Currently this pulls in ruby20 because it depends on dev-lang/ruby directly. Either we should drop the useflag or add some ruby-eclass stuff to it, so it depends on a sane slot based on RUBY_TARGETS. Another possibility is masking the ruby useflags.
[nomerge ] app-text/docbook-xsl-stylesheets-1.78.0 USE="ruby" [nomerge ] dev-lang/ruby-2.0.0_p247-r1:2.0 [1.8.7_p374:1.8, 1.9.3_p448:1.9] USE="berkdb gdbm ipv6 ncurses rdoc readline ssl tk yaml -debug -doc -examples -rubytests -socks5 -xemacs" [ebuild R ] dev-ruby/rdoc-4.0.1-r1 USE="-doc {-test}" RUBY_TARGETS="ruby18 ruby19 ruby20* -jruby" 0 kB [ebuild R ] dev-ruby/racc-1.4.9 USE="-doc {-test}" RUBY_TARGETS="ruby18 ruby19 ruby20* -jruby" 0 kB [ebuild U ] dev-ruby/json-1.8.0 [1.7.7] USE="-doc {-test}" RUBY_TARGETS="ruby18 ruby19 ruby20%* -jruby (-ree18%)" 146 kB [ebuild R ] dev-ruby/rake-0.9.6 USE="-doc {-test}" RUBY_TARGETS="ruby18 ruby19 ruby20* -jruby" 0 kB [ebuild NS ] virtual/rubygems-6:ruby20 [1:ruby18, 4:ruby19] RUBY_TARGETS="(ruby20)" 0 kB [ebuild R ] dev-ruby/rubygems-2.0.3 USE="-server {-test}" RUBY_TARGETS="ruby18 ruby19 ruby20* -jruby" 0 kB [ebuild NS ] dev-lang/ruby-2.0.0_p247-r1:2.0 [1.8.7_p374:1.8, 1.9.3_p448:1.9] USE="berkdb gdbm ipv6 ncurses rdoc readline ssl tk yaml -debug -doc -examples -rubytests -socks5 -xemacs" 10,554 kB Deptree. Or we could add a virtual/any-ruby which is satisfied by || ( any-existing-ruby-interpreter ) and make it depend on this.

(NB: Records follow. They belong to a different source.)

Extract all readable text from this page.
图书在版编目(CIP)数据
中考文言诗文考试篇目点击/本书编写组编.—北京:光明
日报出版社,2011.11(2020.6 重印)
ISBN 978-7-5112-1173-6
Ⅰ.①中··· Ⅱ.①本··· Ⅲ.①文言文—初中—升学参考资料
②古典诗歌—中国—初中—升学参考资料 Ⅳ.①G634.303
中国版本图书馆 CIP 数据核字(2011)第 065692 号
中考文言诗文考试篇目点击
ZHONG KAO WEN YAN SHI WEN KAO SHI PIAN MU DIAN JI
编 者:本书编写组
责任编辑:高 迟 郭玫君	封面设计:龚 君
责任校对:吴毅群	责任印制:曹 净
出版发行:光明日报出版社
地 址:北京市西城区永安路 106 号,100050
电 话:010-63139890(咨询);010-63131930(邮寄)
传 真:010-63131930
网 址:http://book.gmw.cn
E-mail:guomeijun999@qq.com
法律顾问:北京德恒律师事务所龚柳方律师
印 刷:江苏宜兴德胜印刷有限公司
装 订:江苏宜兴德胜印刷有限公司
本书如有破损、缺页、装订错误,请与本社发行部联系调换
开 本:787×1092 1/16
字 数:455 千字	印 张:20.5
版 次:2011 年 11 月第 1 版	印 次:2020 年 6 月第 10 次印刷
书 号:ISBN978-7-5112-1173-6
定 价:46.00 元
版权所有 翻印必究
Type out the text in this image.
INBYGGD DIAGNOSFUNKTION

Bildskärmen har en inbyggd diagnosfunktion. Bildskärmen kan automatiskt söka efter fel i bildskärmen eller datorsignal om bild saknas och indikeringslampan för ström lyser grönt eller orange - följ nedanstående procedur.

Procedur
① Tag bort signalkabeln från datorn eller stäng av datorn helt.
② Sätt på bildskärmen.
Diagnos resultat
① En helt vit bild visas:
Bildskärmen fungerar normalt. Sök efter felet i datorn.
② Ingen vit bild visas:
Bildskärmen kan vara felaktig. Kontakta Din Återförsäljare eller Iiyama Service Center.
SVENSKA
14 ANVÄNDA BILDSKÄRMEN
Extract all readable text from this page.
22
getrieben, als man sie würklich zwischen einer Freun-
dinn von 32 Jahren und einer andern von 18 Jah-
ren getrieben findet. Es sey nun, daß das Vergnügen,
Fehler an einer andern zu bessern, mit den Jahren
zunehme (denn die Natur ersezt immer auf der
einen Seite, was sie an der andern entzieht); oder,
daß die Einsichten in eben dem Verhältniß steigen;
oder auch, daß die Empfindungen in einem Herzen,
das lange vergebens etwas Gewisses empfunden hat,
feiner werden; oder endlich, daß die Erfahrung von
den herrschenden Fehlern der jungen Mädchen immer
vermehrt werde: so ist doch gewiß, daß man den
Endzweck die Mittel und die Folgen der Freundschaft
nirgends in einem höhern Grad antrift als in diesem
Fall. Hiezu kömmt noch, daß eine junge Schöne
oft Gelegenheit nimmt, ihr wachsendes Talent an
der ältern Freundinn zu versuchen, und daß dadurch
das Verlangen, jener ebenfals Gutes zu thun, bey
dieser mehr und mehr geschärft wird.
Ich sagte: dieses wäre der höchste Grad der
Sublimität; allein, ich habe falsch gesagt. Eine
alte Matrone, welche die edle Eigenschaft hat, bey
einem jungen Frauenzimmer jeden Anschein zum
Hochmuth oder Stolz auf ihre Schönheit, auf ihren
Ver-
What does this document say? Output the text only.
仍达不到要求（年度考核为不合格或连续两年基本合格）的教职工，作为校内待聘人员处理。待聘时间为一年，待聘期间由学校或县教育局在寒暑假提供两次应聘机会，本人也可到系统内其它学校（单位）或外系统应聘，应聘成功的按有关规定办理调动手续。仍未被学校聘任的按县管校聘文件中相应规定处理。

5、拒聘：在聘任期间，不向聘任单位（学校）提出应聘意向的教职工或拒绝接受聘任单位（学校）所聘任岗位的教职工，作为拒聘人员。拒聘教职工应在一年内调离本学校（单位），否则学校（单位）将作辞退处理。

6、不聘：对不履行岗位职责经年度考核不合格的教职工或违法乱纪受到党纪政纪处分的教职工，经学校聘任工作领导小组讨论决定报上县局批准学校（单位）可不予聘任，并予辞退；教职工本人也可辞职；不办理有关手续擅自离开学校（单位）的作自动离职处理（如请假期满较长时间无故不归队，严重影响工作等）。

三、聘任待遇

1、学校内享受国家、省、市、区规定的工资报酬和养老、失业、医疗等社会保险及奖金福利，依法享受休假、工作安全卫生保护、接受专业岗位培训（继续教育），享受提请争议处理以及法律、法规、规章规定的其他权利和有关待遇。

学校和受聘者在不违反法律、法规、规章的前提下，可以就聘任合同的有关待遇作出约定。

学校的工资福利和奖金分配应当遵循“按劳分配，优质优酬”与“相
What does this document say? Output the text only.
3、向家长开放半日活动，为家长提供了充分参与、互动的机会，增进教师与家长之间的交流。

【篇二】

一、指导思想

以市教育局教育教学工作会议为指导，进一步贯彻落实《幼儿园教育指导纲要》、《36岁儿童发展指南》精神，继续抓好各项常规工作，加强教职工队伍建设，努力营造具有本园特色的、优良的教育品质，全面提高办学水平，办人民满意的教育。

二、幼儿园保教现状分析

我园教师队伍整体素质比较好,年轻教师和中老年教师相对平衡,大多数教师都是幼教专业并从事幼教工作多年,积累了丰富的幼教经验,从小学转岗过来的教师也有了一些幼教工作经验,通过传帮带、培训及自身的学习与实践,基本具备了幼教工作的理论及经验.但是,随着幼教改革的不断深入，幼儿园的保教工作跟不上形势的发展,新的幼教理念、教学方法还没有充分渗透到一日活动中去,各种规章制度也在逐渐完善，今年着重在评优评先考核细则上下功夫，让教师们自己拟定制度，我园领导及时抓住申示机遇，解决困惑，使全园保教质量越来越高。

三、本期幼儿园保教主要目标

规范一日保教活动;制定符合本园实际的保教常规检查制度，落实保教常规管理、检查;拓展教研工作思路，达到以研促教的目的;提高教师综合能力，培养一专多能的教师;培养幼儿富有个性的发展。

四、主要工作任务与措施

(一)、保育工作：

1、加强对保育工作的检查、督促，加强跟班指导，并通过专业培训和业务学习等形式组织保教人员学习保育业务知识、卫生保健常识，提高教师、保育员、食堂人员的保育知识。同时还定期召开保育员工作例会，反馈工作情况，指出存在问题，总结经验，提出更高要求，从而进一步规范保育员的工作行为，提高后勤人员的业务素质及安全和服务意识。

Created attachment 359582 [details, diff] docbook-xsl-stylesheets-1.78.0.ebuild.patch I'm not sure if this will work or not?
(In reply to Manuel Rüger from comment #1) > Or we could add a virtual/any-ruby which is satisfied by || ( > any-existing-ruby-interpreter ) and make it depend on this. Can't do that since we can't guarantee compatibility between versions. Each package needs to express its compatibility in some way.
(In reply to Manuel Rüger from comment #2) > Created attachment 359582 [details, diff] [details, diff] > docbook-xsl-stylesheets-1.78.0.ebuild.patch > > I'm not sure if this will work or not? I think we should create a simple eclass that, for now, just manages the ruby dependencies based on USE_RUBY and RUBY_OPTIONAL. We can extend it later with proper support for compiling bindings. app-text/xmlformat is another candidate for this. Right now I've solved this same problem there by depending on || ( ruby:1.9 ruby:2.0 ).
(In reply to Hans de Graaff from comment #4) > Right now I've solved this > same problem there by depending on || ( ruby:1.9 ruby:2.0 ). Thanks, I added a -r1 with the same fix. Yeah the eclass approach will be of course the better way to solve this.